In the newspaper industry, where I worked from 1990, the changes have been astronomical: no doubt the same applies to most other industries but since they are less concerned with the business of communication, we are less informed about the redundancies affected by technologically economical cost-saving measures.
Not so long ago, any copying was taken to a central copying department who did all your photocopying; printing was done by a printer who slotted in the hot lead, and photographs were taken on film then developed, and printed in hard copy.
News reports were dictated to a secretary or typed out and given to an editor who did corrections before sending the copy to a proof reader. I will spare you the technical details, except to say modern technology has cut out several steps, and rendered many of the old careers redundant.
Consider your skills and the talents with which you were blessed: chances are, they are no longer as marketable as they would have been 30 years ago – or even 20 years ago.
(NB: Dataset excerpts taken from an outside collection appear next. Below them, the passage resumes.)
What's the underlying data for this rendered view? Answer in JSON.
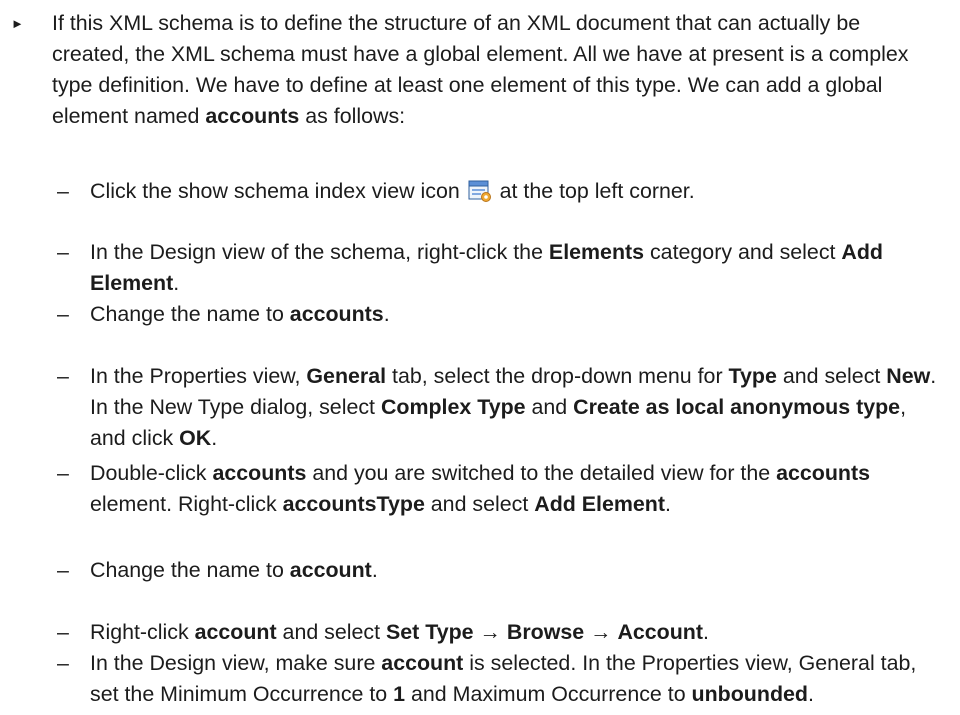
{
  "intro": {
    "bullet": "►",
    "text": [
      {
        "t": "If this XML schema is to define the structure of an XML document that can actually be created, the XML schema must have a global element. All we have at present is a complex type definition. We have to define at least one element of this type. We can add a global element named "
      },
      {
        "t": "accounts",
        "b": true
      },
      {
        "t": " as follows:"
      }
    ]
  },
  "dash": "–",
  "steps": [
    [
      {
        "t": "Click the show schema index view icon "
      },
      {
        "icon": "schema-index-view-icon"
      },
      {
        "t": " at the top left corner."
      }
    ],
    [
      {
        "t": "In the Design view of the schema, right-click the "
      },
      {
        "t": "Elements",
        "b": true
      },
      {
        "t": " category and select "
      },
      {
        "t": "Add Element",
        "b": true
      },
      {
        "t": "."
      }
    ],
    [
      {
        "t": "Change the name to "
      },
      {
        "t": "accounts",
        "b": true
      },
      {
        "t": "."
      }
    ],
    [
      {
        "t": "In the Properties view, "
      },
      {
        "t": "General",
        "b": true
      },
      {
        "t": " tab, select the drop-down menu for "
      },
      {
        "t": "Type",
        "b": true
      },
      {
        "t": " and select "
      },
      {
        "t": "New",
        "b": true
      },
      {
        "t": ". In the New Type dialog, select "
      },
      {
        "t": "Complex Type",
        "b": true
      },
      {
        "t": " and "
      },
      {
        "t": "Create as local anonymous type",
        "b": true
      },
      {
        "t": ", and click "
      },
      {
        "t": "OK",
        "b": true
      },
      {
        "t": "."
      }
    ],
    [
      {
        "t": "Double-click "
      },
      {
        "t": "accounts",
        "b": true
      },
      {
        "t": " and you are switched to the detailed view for the "
      },
      {
        "t": "accounts",
        "b": true
      },
      {
        "t": " element. Right-click "
      },
      {
        "t": "accountsType",
        "b": true
      },
      {
        "t": " and select "
      },
      {
        "t": "Add Element",
        "b": true
      },
      {
        "t": "."
      }
    ],
    [
      {
        "t": "Change the name to "
      },
      {
        "t": "account",
        "b": true
      },
      {
        "t": "."
      }
    ],
    [
      {
        "t": "Right-click "
      },
      {
        "t": "account",
        "b": true
      },
      {
        "t": " and select "
      },
      {
        "t": "Set Type",
        "b": true
      },
      {
        "t": " → "
      },
      {
        "t": "Browse",
        "b": true
      },
      {
        "t": " → "
      },
      {
        "t": "Account",
        "b": true
      },
      {
        "t": "."
      }
    ],
    [
      {
        "t": "In the Design view, make sure "
      },
      {
        "t": "account",
        "b": true
      },
      {
        "t": " is selected. In the Properties view, General tab, set the Minimum Occurrence to "
      },
      {
        "t": "1",
        "b": true
      },
      {
        "t": " and Maximum Occurrence to "
      },
      {
        "t": "unbounded",
        "b": true
      },
      {
        "t": "."
      }
    ]
  ]
}
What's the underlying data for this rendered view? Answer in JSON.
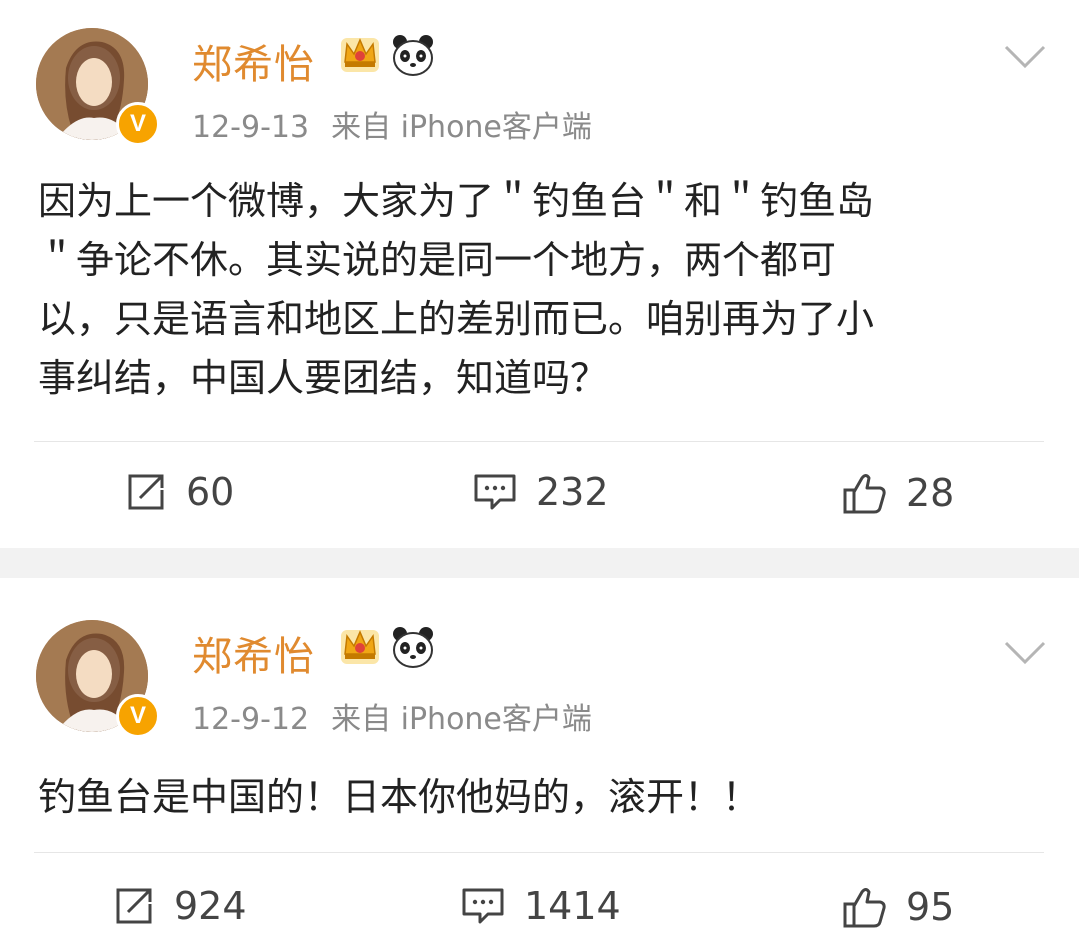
{
  "colors": {
    "username": "#e08a2f",
    "meta": "#8a8a8a",
    "verified_badge": "#f7a300",
    "separator": "#f2f2f2"
  },
  "posts": [
    {
      "username": "郑希怡",
      "date": "12-9-13",
      "source": "来自 iPhone客户端",
      "text_lines": [
        "因为上一个微博，大家为了＂钓鱼台＂和＂钓鱼岛",
        "＂争论不休。其实说的是同一个地方，两个都可",
        "以，只是语言和地区上的差别而已。咱别再为了小",
        "事纠结，中国人要团结，知道吗？"
      ],
      "reposts": "60",
      "comments": "232",
      "likes": "28"
    },
    {
      "username": "郑希怡",
      "date": "12-9-12",
      "source": "来自 iPhone客户端",
      "text_lines": [
        "钓鱼台是中国的！日本你他妈的，滚开！！"
      ],
      "reposts": "924",
      "comments": "1414",
      "likes": "95"
    }
  ],
  "icons": {
    "verified_badge": "V",
    "crown": "crown-icon",
    "panda": "panda-icon",
    "chevron": "chevron-down-icon",
    "repost": "repost-icon",
    "comment": "comment-icon",
    "like": "thumbs-up-icon"
  }
}
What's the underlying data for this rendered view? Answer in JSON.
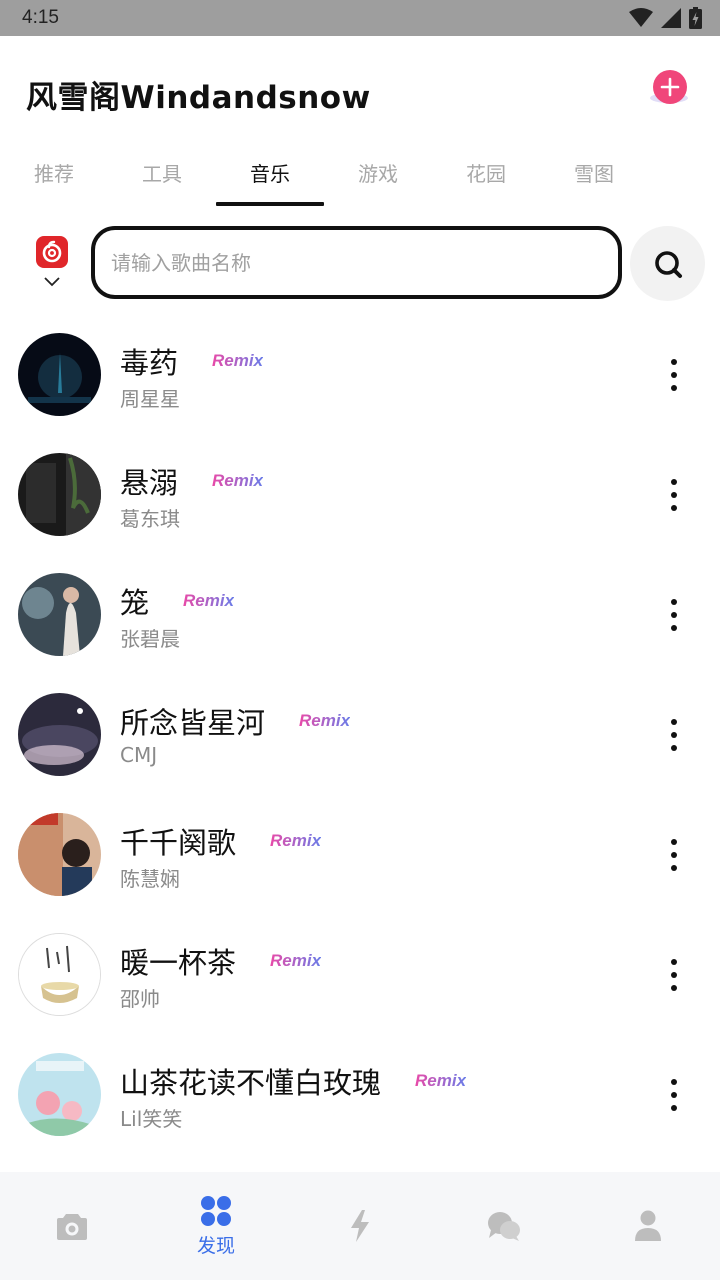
{
  "status_bar": {
    "time": "4:15"
  },
  "header": {
    "title": "风雪阁Windandsnow"
  },
  "tabs": [
    {
      "label": "推荐"
    },
    {
      "label": "工具"
    },
    {
      "label": "音乐"
    },
    {
      "label": "游戏"
    },
    {
      "label": "花园"
    },
    {
      "label": "雪图"
    }
  ],
  "active_tab": "音乐",
  "search": {
    "placeholder": "请输入歌曲名称",
    "value": ""
  },
  "badge_label": "Remix",
  "songs": [
    {
      "title": "毒药",
      "artist": "周星星"
    },
    {
      "title": "悬溺",
      "artist": "葛东琪"
    },
    {
      "title": "笼",
      "artist": "张碧晨"
    },
    {
      "title": "所念皆星河",
      "artist": "CMJ"
    },
    {
      "title": "千千阕歌",
      "artist": "陈慧娴"
    },
    {
      "title": "暖一杯茶",
      "artist": "邵帅"
    },
    {
      "title": "山茶花读不懂白玫瑰",
      "artist": "Lil笑笑"
    }
  ],
  "bottom_nav": {
    "items": [
      {
        "icon": "camera-icon",
        "label": ""
      },
      {
        "icon": "discover-grid-icon",
        "label": "发现"
      },
      {
        "icon": "lightning-icon",
        "label": ""
      },
      {
        "icon": "chat-bubbles-icon",
        "label": ""
      },
      {
        "icon": "person-icon",
        "label": ""
      }
    ],
    "active_index": 1
  },
  "colors": {
    "accent": "#3a6ee8",
    "add_button": "#f0467a",
    "music_source_red": "#e0262a"
  }
}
You toddle along, doing the job as best you can with your skill set and the available tools.
Possibly you ask for extra training: training costs though, and if you can still perform up to scratch, the company is not going to pay for you to be ‘up-skilled’. And so it goes until you can be replaced and, suddenly, your skills, experience, general knowledge, and talent, count for nothing.
Don’t kid yourself; old white women, albeit genteel blue stockings, are as out dated as proficiency in classical languages and a knowledge of the Language of Flowers. And ol white men are no better off.